Why have negotiations slowed down in the aftermath of the Singapore Summit? Why have U.S. Secretary of State Pompeo and Special Representative for North Korea Stephen Biegun not been able to sit down with their counterparts?

The U.S.-North Korea process now depends on a leadership summit. To my knowledge, there has not been a working-level meeting. That’s because North Korea decided that working-level meetings are pointless. Dealing with Pompeo and Bolton is the only downside risk. So long as Trump seems to be committed to the second summit, what incentives do North Koreans have in meeting with Pompeo and Biegun?

If Trump and Moon hadn’t been in office at the exact same time, Kim’s strategy might not have worked. If you had Park instead of Moon, there is no way that this inter-Korean process would had moved on. If you had Hillary Clinton as president, she would probably not have met Kim. Here Kim Jong-un has such a confluence of events that he cannot believe his luck. North Korea pretends to disarm and Trump pretends to believe them.



What is North Korea’s posture on its nuclear weapons?

The purpose of the North Korean nuclear program in crisis would be to offset and deter a conventional invasion led by the Americans. The theory of victory for North Koreans is: How do you slow down the American assault?
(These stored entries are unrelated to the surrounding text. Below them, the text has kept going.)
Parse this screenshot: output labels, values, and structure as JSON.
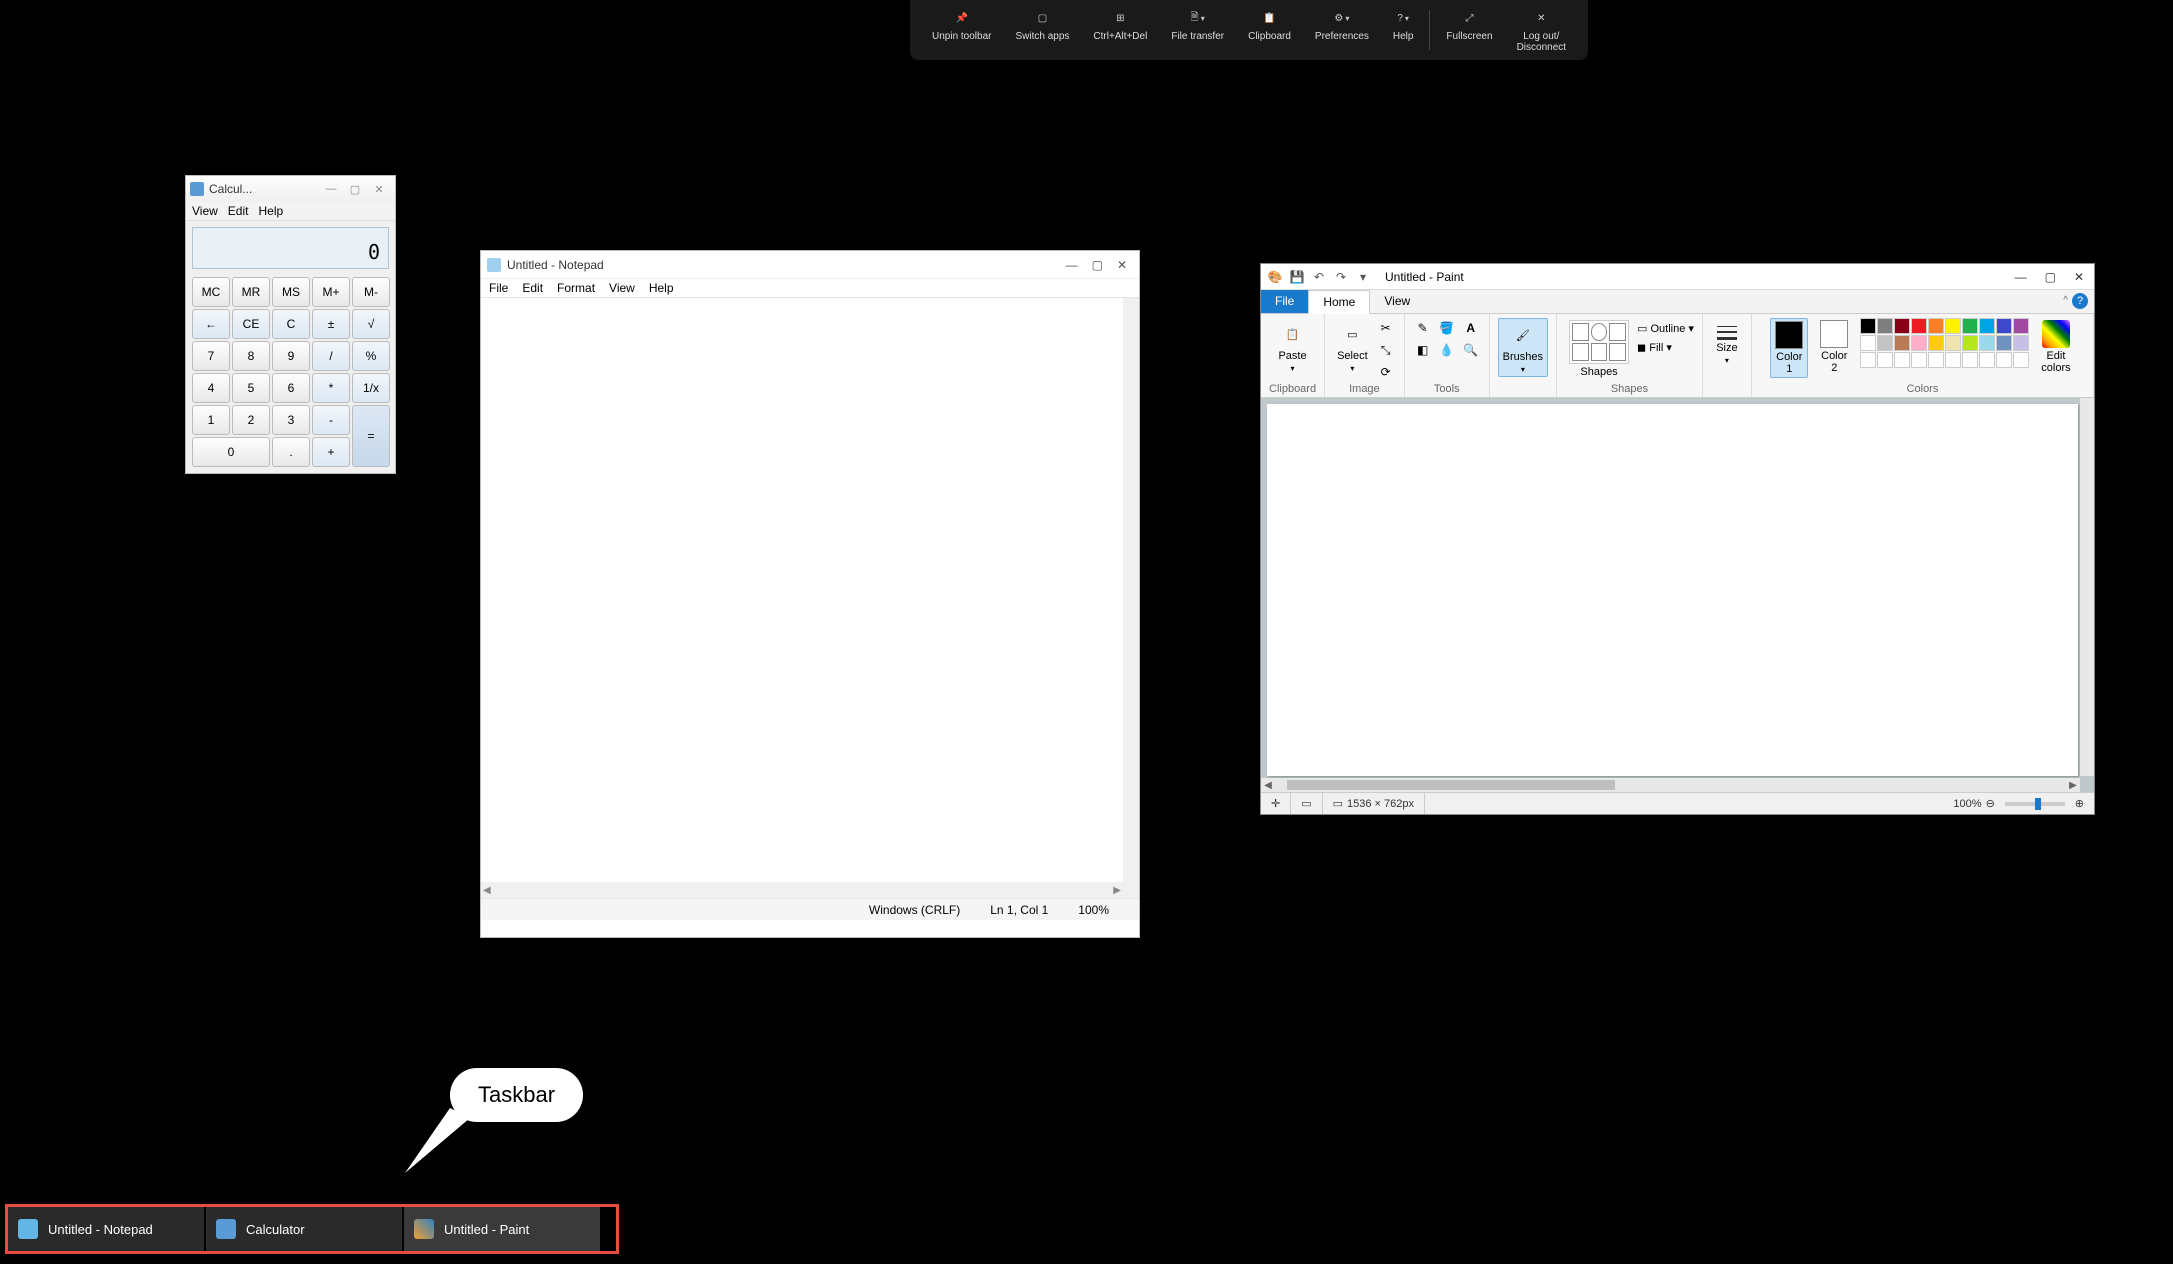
{
  "remote_toolbar": {
    "items": [
      {
        "label": "Unpin toolbar",
        "icon": "pin"
      },
      {
        "label": "Switch apps",
        "icon": "apps"
      },
      {
        "label": "Ctrl+Alt+Del",
        "icon": "grid"
      },
      {
        "label": "File transfer",
        "icon": "file",
        "dropdown": true
      },
      {
        "label": "Clipboard",
        "icon": "clipboard"
      },
      {
        "label": "Preferences",
        "icon": "prefs",
        "dropdown": true
      },
      {
        "label": "Help",
        "icon": "help",
        "dropdown": true
      },
      {
        "label": "Fullscreen",
        "icon": "fullscreen"
      },
      {
        "label": "Log out/\nDisconnect",
        "icon": "close"
      }
    ]
  },
  "calculator": {
    "title": "Calcul...",
    "menu": [
      "View",
      "Edit",
      "Help"
    ],
    "display": "0",
    "buttons": [
      [
        "MC",
        "MR",
        "MS",
        "M+",
        "M-"
      ],
      [
        "←",
        "CE",
        "C",
        "±",
        "√"
      ],
      [
        "7",
        "8",
        "9",
        "/",
        "%"
      ],
      [
        "4",
        "5",
        "6",
        "*",
        "1/x"
      ],
      [
        "1",
        "2",
        "3",
        "-",
        "="
      ],
      [
        "0",
        ".",
        "+"
      ]
    ]
  },
  "notepad": {
    "title": "Untitled - Notepad",
    "menu": [
      "File",
      "Edit",
      "Format",
      "View",
      "Help"
    ],
    "status": {
      "encoding": "Windows (CRLF)",
      "position": "Ln 1, Col 1",
      "zoom": "100%"
    }
  },
  "paint": {
    "title": "Untitled - Paint",
    "tabs": {
      "file": "File",
      "home": "Home",
      "view": "View"
    },
    "ribbon": {
      "clipboard": {
        "label": "Clipboard",
        "paste": "Paste"
      },
      "image": {
        "label": "Image",
        "select": "Select"
      },
      "tools": {
        "label": "Tools"
      },
      "brushes": {
        "label": "Brushes",
        "btn": "Brushes"
      },
      "shapes": {
        "label": "Shapes",
        "btn": "Shapes",
        "outline": "Outline",
        "fill": "Fill"
      },
      "size": {
        "label": "Size",
        "btn": "Size"
      },
      "colors": {
        "label": "Colors",
        "c1": "Color\n1",
        "c2": "Color\n2",
        "edit": "Edit\ncolors"
      }
    },
    "palette_row1": [
      "#000000",
      "#7f7f7f",
      "#880015",
      "#ed1c24",
      "#ff7f27",
      "#fff200",
      "#22b14c",
      "#00a2e8",
      "#3f48cc",
      "#a349a4"
    ],
    "palette_row2": [
      "#ffffff",
      "#c3c3c3",
      "#b97a57",
      "#ffaec9",
      "#ffc90e",
      "#efe4b0",
      "#b5e61d",
      "#99d9ea",
      "#7092be",
      "#c8bfe7"
    ],
    "palette_row3": [
      "#ffffff",
      "#ffffff",
      "#ffffff",
      "#ffffff",
      "#ffffff",
      "#ffffff",
      "#ffffff",
      "#ffffff",
      "#ffffff",
      "#ffffff"
    ],
    "color1": "#000000",
    "color2": "#ffffff",
    "status": {
      "dimensions": "1536 × 762px",
      "zoom": "100%"
    }
  },
  "taskbar": {
    "items": [
      {
        "label": "Untitled - Notepad",
        "color": "#62b5e5"
      },
      {
        "label": "Calculator",
        "color": "#5b9bd5"
      },
      {
        "label": "Untitled - Paint",
        "color": "#f0a030"
      }
    ]
  },
  "callout": {
    "text": "Taskbar"
  }
}
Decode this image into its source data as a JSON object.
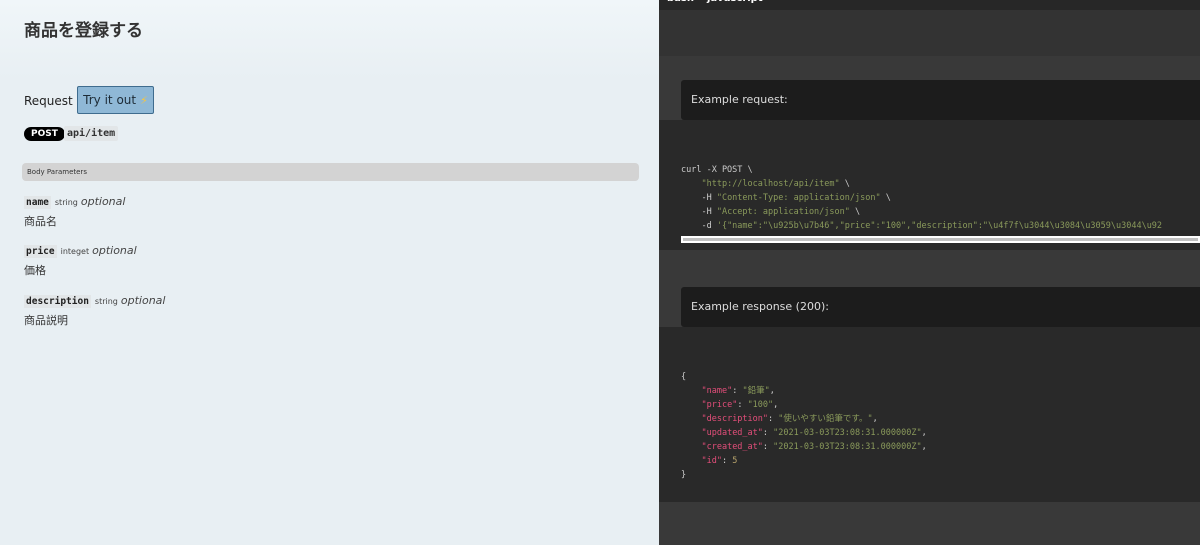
{
  "page": {
    "title": "商品を登録する"
  },
  "request": {
    "label": "Request",
    "try_button": "Try it out",
    "try_icon": "⚡",
    "method": "POST",
    "path": "api/item"
  },
  "body_params": {
    "heading": "Body Parameters",
    "items": [
      {
        "name": "name",
        "type": "string",
        "optional": "optional",
        "description": "商品名"
      },
      {
        "name": "price",
        "type": "integet",
        "optional": "optional",
        "description": "価格"
      },
      {
        "name": "description",
        "type": "string",
        "optional": "optional",
        "description": "商品説明"
      }
    ]
  },
  "right": {
    "tabs": [
      "bash",
      "javascript"
    ],
    "example_request_label": "Example request:",
    "example_response_label": "Example response (200):",
    "curl": {
      "line1": "curl -X POST \\",
      "url": "\"http://localhost/api/item\"",
      "h1": "\"Content-Type: application/json\"",
      "h2": "\"Accept: application/json\"",
      "d_prefix": "    -d ",
      "data": "'{\"name\":\"\\u925b\\u7b46\",\"price\":\"100\",\"description\":\"\\u4f7f\\u3044\\u3084\\u3059\\u3044\\u92"
    },
    "response": {
      "name": "\"鉛筆\"",
      "price": "\"100\"",
      "description": "\"使いやすい鉛筆です。\"",
      "updated_at": "\"2021-03-03T23:08:31.000000Z\"",
      "created_at": "\"2021-03-03T23:08:31.000000Z\"",
      "id": "5"
    }
  }
}
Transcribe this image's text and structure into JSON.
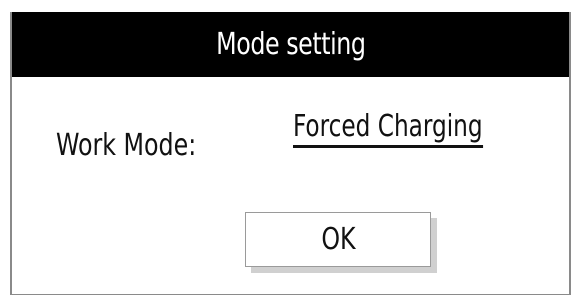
{
  "dialog": {
    "title": "Mode setting",
    "work_mode_label": "Work Mode:",
    "work_mode_value": "Forced Charging",
    "ok_label": "OK"
  },
  "colors": {
    "titlebar_background": "#000000",
    "title_text": "#ffffff",
    "body_text": "#111111",
    "button_shadow": "#d0d0d0"
  }
}
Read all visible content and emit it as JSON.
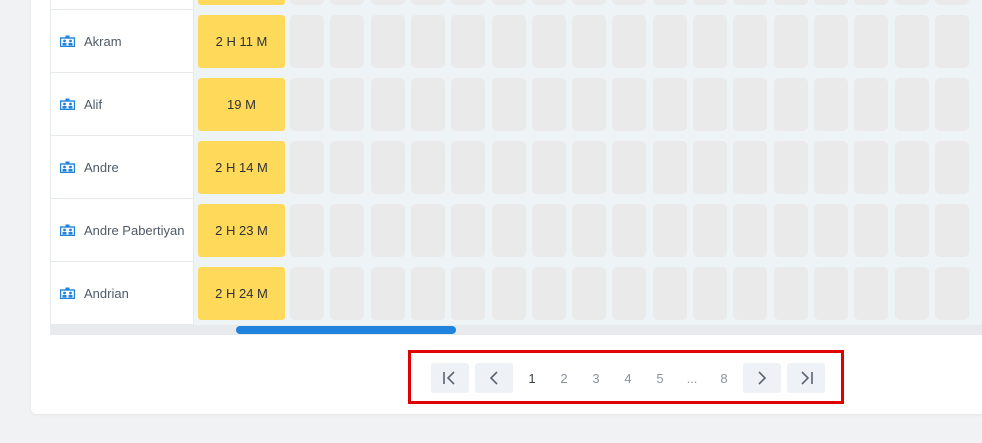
{
  "rows": [
    {
      "name": "Akram",
      "duration": "2 H 11 M"
    },
    {
      "name": "Alif",
      "duration": "19 M"
    },
    {
      "name": "Andre",
      "duration": "2 H 14 M"
    },
    {
      "name": "Andre Pabertiyan",
      "duration": "2 H 23 M"
    },
    {
      "name": "Andrian",
      "duration": "2 H 24 M"
    }
  ],
  "pagination": {
    "first_icon": "first-page-icon",
    "prev_icon": "chevron-left-icon",
    "next_icon": "chevron-right-icon",
    "last_icon": "last-page-icon",
    "pages": [
      "1",
      "2",
      "3",
      "4",
      "5",
      "...",
      "8"
    ],
    "current_page": "1"
  },
  "colors": {
    "duration_bg": "#ffd95a",
    "accent": "#1f82dc",
    "highlight": "#e00000"
  },
  "icons": {
    "row_icon": "team-icon"
  }
}
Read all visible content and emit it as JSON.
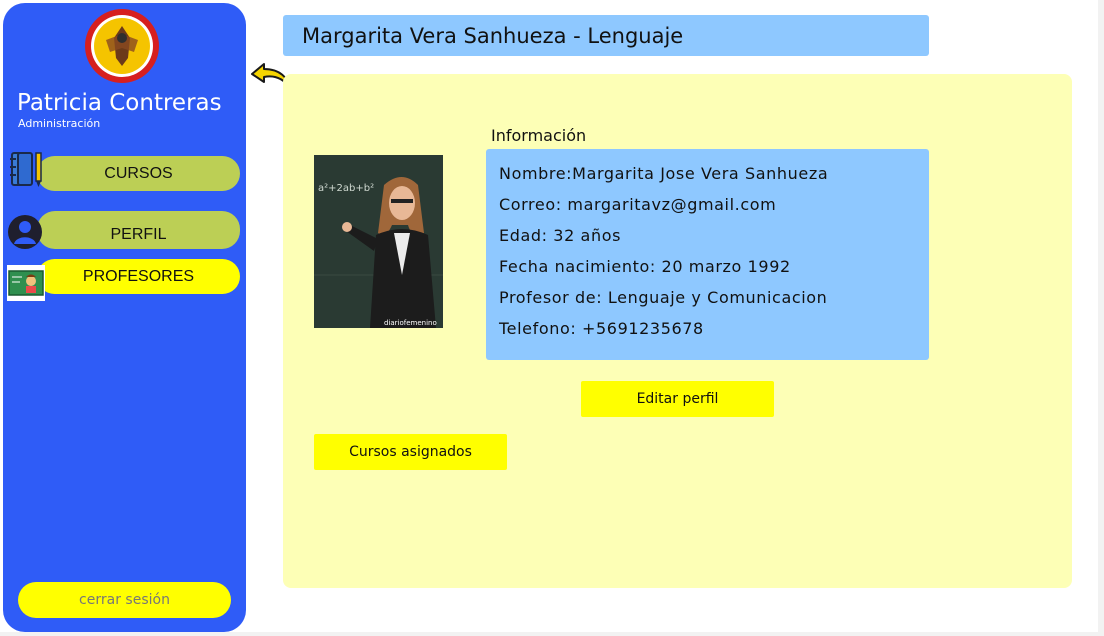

North Korea already had conventional artillery targeting Seoul and the USFK. What really ends up punishing North Korea is American strategic bombers and aircraft - you cannot target it with conventional artillery and you need a fission device.
The rational nuclear strategy is to use nuclear weapons first on Guam, Okinawa, Yokosuka. At that point, you’ve just used nuclear weapons on U.S. territories - that’s why a nuclear ICBM is important. In a world in which North Korea has survivable ICBMs held in reserve, they can deter American nuclear retaliation by putting U.S. cities at risk.

The wrinkle on that is right now North Korea cannot be confident in its long-range systems, at least in the short to medium term. North Korea cannot restrict its first use limited to just military bases in the theater. It may have to fire at everything all at once.

This changes American calculations a lot, and North Korea can manipulate this risk of nuclear instability, the threat of going first with everything, because it is so worried about its survival and nuclear command and control - really gives American a pause. This period is when Kim Jong-un’s threat is the most serious, as he may have a very itchy trigger finger.

The better analogy is Cold War France - the idea of a pre-strategic strike. The strategy is closer to this French concept - a single use of a nuclear weapon against a military target to signal the willingness to escalate to a strategic level - being able to hold the Soviet Union at risk to such an extent that it is not worth attacking France.



What is your assessment of North Korea’s nuclear command and control? What is the risk of a so-called left-of-launch operation (immobilizing the target’s attack capacity immediately before or after a launch) - against a North Korean missile launch?

All states delegate command and control at some point. The United States delegates it in peacetime because its civil-military relations allow it to do that. India and China delegate very late - centralized during peacetime and delegated out very late during a crisis. In these two extremes - peacetime delegation and a late-crisis delegation - you have to have a lot of confidence in your command and control. Just from a structural perspective, I am sure Kim Jong-un wants centralized control during peacetime.

But if a crisis were to emerge, he cannot be confident whatever networks dedicated to use for command and control would survive - especially in an American attempt to bring it down. So the incentive is to delegate it very early. In order for the threat to be credible, it has to be delegated early in a situation of crisis. Then all bets are off. Crisis risks are very severe.

My own view is that you don’t want to give a new nuclear state an itchier trigger finger than it already has. Even if these are real or just psychological operations, we are playing with fire. If Kim Jong-un is afraid, and if he is concerned that we might have cyberoptions in the beginning of the crisis, his incentive is to delegate nuclear command and control earlier.